Así, con el título de aquella canción de Abelardo Pulido que la hiciera tan popular Lucho Gatica, quiero manifestar que es la manera en que el depredador más grande del Ecuador nos entregó a los chinos. En términos de justicia, es culpable de todos los males que soportamos luego de los largos años de la robolución.

Eso de la preventa del petróleo a dichos comunistas no solo ha sido esa acción. Creo que la presencia de la flota-fábrica china frente a nuestro territorio insular con el mar que lo rodea es la yapa del contrato de preventa.

Me parece que la venta fue del país entero, con nosotros incluidos, habida cuenta de que somos los que tenemos que devolver el dinero que vino para obras realizadas por chinos, de mala calidad y sobreprecio. Con la salida de divisas a bancos chinos contribuimos para que hagan fuerte su economía. Tanto, que poco a poco se apoderan del mundo occidental, que paga su ambición desmedida, sufriendo, en cualquier momento, las consecuencias de la avaricia, contando con el COVID-19 como un adelanto.

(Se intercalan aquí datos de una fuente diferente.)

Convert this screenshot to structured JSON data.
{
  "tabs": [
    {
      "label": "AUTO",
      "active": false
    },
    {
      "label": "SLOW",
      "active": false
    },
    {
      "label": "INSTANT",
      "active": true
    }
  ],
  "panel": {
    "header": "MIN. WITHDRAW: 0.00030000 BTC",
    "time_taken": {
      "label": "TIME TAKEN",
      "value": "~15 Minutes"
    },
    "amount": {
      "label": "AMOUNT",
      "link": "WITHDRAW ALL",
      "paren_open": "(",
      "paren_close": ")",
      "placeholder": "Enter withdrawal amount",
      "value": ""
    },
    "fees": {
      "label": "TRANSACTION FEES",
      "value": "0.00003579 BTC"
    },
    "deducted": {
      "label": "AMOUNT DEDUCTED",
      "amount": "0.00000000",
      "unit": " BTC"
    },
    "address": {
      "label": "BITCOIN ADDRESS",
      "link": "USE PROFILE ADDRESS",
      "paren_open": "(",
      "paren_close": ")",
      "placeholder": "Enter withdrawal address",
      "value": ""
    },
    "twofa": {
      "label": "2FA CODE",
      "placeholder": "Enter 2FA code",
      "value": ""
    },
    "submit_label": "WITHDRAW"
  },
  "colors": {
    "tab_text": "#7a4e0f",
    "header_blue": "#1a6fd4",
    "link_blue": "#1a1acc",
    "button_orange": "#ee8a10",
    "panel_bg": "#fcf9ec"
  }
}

Como dice un profesor de Economía en España: “se está aplicando el modelo parasitario de expansión económica por parte de los chinos comunistas”. Me imagino que lo inició Mao y continúa hasta el actual dictador, que gracias a los izmierdistas de Atraca PAIS, lo consiguen y con creces, en nuestro territorio.

Esa flota necesita combustible para trabajar. Se asegura que gente del país provee lo necesario para que permanezcan activos. Han mencionado a un manabita, político, por supuesto. ¿Lo investigan? ¡Quién sabe! Y para indignar, la prensa destaca hoy -31 de julio- que a una persona ciega, por su enfermedad de fondo la pasan, ahora, a una casa de salud. Condenada a 8 años por peculado. Faltaron unos 700 dólares en la caja de un hospital. Grave delito.

No hay que hilar fino. Las ladronas de millones de dólares en el desgobierno, ¿donde están? En el exterior o en cargos públicos, con grilletes electrónicos, pero gozando de lo mal habido. Ni qué decir del atraco millonario a los hospitales, en sus compras, en plena pandemia. Criminales. ¿La justicia es solo para los pobres? ¡Qué asco!